Commentary: New plays versus new films

Matthew Freeman on his blog On Theatre and Politics, 3/1/11

In the world of films, the new film is a commercially viable prospect (See it on opening weekend! The hottest young stars and directors!) and the older films are pretty much immediately viewed as classics, Netflix fodder, stuff for Criterion, or trucked out by film societies. You'll undoubtedly find more non-profit foundations dedicated to the preservation of old French black and white films by obscure directors than non-profits dedicated to new filmmakers. New filmmakers are out there hustling to connect to studios and producers and market their work.
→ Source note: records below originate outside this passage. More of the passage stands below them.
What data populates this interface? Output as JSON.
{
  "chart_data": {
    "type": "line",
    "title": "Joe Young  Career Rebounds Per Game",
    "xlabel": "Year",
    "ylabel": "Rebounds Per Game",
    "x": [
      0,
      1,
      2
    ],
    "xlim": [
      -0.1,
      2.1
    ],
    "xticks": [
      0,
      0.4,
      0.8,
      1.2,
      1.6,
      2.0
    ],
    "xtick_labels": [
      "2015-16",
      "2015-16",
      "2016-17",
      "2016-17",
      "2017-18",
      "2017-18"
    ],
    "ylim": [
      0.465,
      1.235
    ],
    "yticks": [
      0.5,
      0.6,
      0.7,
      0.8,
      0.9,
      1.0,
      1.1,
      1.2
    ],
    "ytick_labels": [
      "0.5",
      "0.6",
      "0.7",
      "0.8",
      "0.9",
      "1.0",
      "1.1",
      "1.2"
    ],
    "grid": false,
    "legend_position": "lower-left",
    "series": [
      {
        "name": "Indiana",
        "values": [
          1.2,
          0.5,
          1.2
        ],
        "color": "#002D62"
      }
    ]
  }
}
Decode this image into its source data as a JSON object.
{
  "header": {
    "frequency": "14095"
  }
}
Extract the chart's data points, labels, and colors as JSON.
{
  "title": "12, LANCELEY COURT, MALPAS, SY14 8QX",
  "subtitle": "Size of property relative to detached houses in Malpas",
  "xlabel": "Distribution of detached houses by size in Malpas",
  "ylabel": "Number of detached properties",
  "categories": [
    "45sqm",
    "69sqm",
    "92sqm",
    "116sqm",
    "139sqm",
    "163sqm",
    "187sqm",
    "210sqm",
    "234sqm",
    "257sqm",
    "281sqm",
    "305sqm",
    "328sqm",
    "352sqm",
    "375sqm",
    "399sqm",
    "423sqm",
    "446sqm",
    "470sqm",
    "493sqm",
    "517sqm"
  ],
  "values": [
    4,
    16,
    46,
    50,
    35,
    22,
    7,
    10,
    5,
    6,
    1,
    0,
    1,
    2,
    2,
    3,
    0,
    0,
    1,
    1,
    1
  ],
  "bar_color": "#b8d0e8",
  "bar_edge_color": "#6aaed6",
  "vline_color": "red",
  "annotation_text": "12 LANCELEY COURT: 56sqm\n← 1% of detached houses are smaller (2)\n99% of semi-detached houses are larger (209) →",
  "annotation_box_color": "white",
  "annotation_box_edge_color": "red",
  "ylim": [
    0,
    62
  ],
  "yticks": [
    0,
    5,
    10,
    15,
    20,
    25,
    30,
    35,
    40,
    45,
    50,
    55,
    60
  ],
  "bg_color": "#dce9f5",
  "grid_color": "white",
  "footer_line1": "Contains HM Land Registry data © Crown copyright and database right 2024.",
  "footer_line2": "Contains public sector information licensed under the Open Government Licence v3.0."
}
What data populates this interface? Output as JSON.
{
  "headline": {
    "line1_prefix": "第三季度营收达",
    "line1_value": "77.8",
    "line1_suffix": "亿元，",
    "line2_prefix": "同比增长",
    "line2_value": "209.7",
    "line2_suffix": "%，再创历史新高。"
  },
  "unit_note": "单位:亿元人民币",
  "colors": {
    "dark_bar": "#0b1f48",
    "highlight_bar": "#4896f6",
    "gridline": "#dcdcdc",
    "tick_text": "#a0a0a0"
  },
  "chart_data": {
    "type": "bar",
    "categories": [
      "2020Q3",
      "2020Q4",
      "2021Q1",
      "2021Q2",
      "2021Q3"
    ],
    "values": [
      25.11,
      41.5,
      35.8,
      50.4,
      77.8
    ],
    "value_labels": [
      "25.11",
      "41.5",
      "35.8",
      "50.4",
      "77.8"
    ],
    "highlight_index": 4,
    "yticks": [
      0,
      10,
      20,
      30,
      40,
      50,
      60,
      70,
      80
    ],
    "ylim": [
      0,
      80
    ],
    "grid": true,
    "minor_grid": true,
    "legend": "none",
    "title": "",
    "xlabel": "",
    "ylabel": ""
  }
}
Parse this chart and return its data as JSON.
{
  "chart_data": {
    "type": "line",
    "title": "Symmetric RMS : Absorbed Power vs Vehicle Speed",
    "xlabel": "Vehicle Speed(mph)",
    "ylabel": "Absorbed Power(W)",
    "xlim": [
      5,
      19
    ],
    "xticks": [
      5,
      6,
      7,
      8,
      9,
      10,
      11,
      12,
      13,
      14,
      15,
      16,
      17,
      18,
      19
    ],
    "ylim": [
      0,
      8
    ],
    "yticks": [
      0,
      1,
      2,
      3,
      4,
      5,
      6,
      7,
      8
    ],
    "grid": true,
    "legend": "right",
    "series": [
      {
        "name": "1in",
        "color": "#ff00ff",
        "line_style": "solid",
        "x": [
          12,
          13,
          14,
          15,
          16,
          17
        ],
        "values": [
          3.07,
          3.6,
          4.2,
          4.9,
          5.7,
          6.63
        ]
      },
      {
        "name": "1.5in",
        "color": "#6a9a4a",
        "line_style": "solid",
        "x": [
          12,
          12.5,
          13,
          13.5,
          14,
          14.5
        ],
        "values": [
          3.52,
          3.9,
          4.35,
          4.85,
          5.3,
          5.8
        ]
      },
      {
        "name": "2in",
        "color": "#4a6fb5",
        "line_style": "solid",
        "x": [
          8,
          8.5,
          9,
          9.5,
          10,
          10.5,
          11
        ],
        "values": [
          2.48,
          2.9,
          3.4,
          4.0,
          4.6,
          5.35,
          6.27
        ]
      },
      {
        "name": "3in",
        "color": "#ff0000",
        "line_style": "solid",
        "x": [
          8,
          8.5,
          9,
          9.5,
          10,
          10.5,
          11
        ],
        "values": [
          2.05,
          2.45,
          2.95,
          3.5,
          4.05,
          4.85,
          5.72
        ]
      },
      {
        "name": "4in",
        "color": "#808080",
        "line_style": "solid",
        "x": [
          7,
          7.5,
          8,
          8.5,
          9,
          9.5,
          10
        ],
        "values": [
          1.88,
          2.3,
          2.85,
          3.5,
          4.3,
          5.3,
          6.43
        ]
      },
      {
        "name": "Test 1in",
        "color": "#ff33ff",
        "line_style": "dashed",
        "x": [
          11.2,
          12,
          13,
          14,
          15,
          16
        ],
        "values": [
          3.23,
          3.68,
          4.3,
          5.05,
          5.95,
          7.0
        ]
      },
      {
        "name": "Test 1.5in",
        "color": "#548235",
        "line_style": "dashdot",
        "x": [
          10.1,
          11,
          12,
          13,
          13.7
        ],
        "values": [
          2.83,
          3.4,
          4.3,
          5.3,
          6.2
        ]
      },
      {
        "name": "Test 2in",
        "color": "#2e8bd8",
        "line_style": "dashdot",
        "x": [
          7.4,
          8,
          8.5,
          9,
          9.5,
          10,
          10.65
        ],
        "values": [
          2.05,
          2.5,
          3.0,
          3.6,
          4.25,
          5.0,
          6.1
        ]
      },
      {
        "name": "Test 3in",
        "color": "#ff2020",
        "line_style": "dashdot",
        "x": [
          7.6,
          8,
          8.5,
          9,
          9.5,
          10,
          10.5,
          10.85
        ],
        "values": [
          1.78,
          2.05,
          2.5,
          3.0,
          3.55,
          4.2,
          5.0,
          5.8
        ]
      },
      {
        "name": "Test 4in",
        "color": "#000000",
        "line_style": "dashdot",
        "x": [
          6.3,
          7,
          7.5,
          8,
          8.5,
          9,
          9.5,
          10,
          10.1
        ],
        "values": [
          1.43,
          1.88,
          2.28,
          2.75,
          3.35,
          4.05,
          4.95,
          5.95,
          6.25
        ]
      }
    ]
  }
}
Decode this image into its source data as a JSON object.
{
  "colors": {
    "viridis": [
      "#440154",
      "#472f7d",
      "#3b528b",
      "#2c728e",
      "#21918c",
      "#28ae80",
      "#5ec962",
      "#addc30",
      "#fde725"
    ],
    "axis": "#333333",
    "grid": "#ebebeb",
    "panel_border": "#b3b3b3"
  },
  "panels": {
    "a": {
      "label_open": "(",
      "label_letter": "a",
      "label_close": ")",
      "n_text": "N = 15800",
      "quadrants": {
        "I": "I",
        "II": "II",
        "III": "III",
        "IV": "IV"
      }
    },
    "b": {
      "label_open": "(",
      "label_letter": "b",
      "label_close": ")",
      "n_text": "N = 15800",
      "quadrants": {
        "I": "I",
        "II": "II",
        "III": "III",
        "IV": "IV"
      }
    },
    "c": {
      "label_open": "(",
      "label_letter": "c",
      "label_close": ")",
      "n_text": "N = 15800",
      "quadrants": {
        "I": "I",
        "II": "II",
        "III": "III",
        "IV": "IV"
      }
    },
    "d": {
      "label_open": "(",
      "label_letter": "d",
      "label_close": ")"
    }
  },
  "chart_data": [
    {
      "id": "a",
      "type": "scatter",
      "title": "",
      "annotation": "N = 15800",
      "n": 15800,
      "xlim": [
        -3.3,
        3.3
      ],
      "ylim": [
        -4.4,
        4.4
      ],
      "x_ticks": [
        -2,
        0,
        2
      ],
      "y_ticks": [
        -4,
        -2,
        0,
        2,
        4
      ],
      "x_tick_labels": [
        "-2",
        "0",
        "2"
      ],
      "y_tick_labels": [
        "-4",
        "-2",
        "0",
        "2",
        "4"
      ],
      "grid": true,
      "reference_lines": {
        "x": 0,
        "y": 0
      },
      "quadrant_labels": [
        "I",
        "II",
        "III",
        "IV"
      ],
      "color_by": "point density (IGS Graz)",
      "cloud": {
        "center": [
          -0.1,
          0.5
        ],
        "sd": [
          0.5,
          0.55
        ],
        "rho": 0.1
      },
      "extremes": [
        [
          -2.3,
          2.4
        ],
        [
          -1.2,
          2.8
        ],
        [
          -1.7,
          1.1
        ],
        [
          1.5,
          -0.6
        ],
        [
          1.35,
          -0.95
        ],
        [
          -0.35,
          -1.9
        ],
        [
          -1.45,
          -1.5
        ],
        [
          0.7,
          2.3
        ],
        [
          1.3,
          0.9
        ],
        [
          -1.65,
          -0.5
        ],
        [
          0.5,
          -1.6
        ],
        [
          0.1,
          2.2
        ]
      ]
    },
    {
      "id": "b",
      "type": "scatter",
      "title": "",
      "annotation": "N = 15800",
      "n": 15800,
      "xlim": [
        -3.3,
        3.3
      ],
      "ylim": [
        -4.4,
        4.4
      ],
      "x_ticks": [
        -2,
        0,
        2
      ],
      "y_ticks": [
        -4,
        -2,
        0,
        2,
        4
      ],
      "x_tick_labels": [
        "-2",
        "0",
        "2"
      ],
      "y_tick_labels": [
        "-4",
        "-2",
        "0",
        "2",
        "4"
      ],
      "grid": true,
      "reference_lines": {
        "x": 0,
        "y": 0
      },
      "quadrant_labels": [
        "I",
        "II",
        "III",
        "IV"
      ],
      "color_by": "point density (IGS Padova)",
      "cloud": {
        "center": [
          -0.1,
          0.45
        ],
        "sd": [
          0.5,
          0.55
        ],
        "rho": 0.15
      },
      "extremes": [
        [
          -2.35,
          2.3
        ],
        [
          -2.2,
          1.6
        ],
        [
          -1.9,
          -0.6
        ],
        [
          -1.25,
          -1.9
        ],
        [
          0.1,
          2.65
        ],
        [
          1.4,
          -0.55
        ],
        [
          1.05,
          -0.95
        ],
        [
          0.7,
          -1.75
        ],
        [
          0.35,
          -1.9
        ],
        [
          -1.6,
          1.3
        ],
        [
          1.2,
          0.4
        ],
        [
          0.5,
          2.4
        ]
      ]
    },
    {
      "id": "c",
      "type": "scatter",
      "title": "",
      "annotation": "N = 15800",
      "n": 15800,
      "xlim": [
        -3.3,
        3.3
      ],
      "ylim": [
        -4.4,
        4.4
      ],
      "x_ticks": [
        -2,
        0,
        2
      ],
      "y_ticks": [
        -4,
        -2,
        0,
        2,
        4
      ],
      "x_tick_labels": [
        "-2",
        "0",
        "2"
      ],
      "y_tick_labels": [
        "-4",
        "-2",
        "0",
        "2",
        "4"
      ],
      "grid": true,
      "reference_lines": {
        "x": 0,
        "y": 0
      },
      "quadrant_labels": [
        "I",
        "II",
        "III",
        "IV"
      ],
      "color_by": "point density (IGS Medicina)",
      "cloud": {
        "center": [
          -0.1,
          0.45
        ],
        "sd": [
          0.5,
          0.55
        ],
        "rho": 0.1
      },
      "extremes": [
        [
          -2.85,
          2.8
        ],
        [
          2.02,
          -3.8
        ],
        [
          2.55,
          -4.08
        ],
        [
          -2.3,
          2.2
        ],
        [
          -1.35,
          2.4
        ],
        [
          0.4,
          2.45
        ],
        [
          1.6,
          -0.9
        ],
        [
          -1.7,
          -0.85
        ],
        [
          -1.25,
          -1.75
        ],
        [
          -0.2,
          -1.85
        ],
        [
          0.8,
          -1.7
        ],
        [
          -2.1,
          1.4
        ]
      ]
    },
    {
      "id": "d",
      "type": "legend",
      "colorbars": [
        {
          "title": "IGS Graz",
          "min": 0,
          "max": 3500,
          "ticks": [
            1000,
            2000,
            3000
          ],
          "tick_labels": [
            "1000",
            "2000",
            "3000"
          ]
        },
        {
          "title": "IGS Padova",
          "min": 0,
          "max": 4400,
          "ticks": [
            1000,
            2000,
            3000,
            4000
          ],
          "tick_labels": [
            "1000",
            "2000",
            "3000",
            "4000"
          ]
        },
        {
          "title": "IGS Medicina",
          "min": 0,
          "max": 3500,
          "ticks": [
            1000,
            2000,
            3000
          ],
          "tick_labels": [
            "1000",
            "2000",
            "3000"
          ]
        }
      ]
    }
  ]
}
They are the lifeblood of an industry that wants to always make new stars, new movies, churns out what's next all the time.  But in theater, old workhorses are largely seen as the only truly commercially viable prospect, and new plays are largely (not entirely, but largely) a non-profit proposition. New Play Development is somehow viewed as a grant-worthy public works project, and a re-imagined Our Town is more likely to be $65 a ticket.  In short:

New Movie = Run Out And See It Before Your Friends Do
New Play = A Solemn Public Good, Please Donate
Old Movie = Something That Needs To Be Preserved And Discussed In Graduate Programs
Old Play = Perhaps A Broadway Revival?